The problem is, when these obligations and exceptions are considered together, it is not clear what impact these agreements have on actual data restrictions imposed by governments in the real world. Nevertheless, it is important to start somewhere, and, as with trade in goods, the specific meaning of the rules will have to be fleshed out through implementation and enforcement.
The foreign trade agreements (FTA) of other countries are also instructive. European Union‐led FTAs have less extensive obligations and tend to focus on privacy protection. For example, the chapter on e‐commerce in the Canada‐EU trade agreement is fairly limited in scope. It promotes issues such as data privacy and has general exceptions that allow parties to take measures inconsistent with the agreement in order to protect public security and privacy. Similarly, the EU‐Japan Economic Partnership Agreement does not require free data flow, only stating that parties will “reassess within three years” whether provisions of this type should be included. For now, the EU considers personal data to be a human rights issue and only allows data outflow under certain circumstances, including through adequacy decisions, certification mechanism, standard contractual clauses and other means. It could be a challenge to convince the EU to make significant commitments on data flows in a multilateral setting.

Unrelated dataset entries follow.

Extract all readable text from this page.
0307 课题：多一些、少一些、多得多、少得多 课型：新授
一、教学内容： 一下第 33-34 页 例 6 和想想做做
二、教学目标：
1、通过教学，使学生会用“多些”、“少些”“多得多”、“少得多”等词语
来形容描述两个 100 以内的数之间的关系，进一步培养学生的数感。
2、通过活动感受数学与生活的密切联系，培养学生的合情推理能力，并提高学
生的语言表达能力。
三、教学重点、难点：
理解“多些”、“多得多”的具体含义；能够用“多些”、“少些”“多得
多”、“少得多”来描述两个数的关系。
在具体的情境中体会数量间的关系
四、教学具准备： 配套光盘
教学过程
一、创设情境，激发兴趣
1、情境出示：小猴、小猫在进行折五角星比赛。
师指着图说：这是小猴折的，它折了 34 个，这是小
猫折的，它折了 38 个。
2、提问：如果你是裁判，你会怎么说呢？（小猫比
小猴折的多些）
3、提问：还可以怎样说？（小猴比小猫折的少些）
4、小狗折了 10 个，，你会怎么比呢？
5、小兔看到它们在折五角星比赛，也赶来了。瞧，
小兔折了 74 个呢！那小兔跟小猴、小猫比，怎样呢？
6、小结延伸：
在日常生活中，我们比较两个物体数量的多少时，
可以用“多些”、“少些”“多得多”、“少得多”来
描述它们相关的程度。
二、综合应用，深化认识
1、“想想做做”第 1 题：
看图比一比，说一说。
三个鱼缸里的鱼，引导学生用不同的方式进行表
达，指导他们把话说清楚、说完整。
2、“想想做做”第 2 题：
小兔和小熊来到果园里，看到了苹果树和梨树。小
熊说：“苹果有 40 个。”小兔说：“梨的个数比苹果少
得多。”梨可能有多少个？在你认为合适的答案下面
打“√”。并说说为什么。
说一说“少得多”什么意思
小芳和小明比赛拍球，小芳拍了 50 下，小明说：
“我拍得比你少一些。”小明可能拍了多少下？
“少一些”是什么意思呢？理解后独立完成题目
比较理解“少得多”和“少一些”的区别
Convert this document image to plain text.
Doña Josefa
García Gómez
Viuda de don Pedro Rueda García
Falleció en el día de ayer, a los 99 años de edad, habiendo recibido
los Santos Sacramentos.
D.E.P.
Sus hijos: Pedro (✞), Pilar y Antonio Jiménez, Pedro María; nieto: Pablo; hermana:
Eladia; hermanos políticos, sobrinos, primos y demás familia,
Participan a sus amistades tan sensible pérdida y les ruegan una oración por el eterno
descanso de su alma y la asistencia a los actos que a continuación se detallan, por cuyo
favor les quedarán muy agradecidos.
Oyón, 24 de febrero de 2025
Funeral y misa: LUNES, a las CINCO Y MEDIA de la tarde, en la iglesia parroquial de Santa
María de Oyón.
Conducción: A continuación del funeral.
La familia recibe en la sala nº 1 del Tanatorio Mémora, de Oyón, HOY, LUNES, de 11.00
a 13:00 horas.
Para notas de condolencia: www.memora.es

China is even more of a challenge. As a growing geopolitical rival, China presents a different set of concerns. Current Chinese law establishes the principle of cyber sovereignty and imposes certain restrictions on data flows (both inward and outward) for security reasons. These restrictions have led China to avoid strong data rules in its FTAs. For instance, China’s FTAs with South Korea and Australia, as well as the recent China‐New Zealand FTA upgrade, all focus on data protection when it comes to rules on data. On the other hand, the Regional Comprehensive Economic Partnership (RCEP), negotiated by China and fourteen other countries (but not yet ratified), could, in theory, move China in the direction of being more amenable to data flows. Along the lines of the language in USMCA, RCEP has language that ensures the cross‐border transfer of information, while providing exceptions for “legitimate public policy objectives” and “essential security interests.” However, many observers are skeptical that this will lead to any change in China’s practices in this area.
Beyond the efforts of these larger economies, a group of smaller countries has also been trying to develop new rules in this area. Chile, New Zealand, and Singapore have recently signed the Digital Economic Partnership Agreement (DEPA), which has cutting‐edge provisions in a number of areas related to digital trade. The DEPA takes an approach to data flows which is similar to that of the U.S. agreements, with broad obligations to allow data flows, which are then qualified by exceptions.
Turning to the multilateral efforts, negotiating progress at the WTO has been slow, in part because each country has its own priorities in the negotiations. In addition, certain countries have serious concerns, even distrust, over cybersecurity that prevent them from making broad commitments on data flows with each other. The United States and China are the prime example of this tension.
Despite the difficulties, the issues are too important to ignore. Bilateral agreements between like‐minded countries are of only limited value. Ultimately, if there is to be a coherent set of multilateral rules, then all the major players will have to sit down and work out a compromise. Carveouts of sensitive areas can be used in order to reach an agreement if necessary, but the core issues here need multilateral disciplines.
Digital trade and the flow of digital information are already enormous, and they are certain to grow in prominence in the future. The pandemic has pushed the growth curve along. In order to manage trade conflict in this area, multilateral rules must be developed—rules that are clear and well‐understood. The sooner the process moves forward, the sooner there will be a useful framework to guide businesses and governments.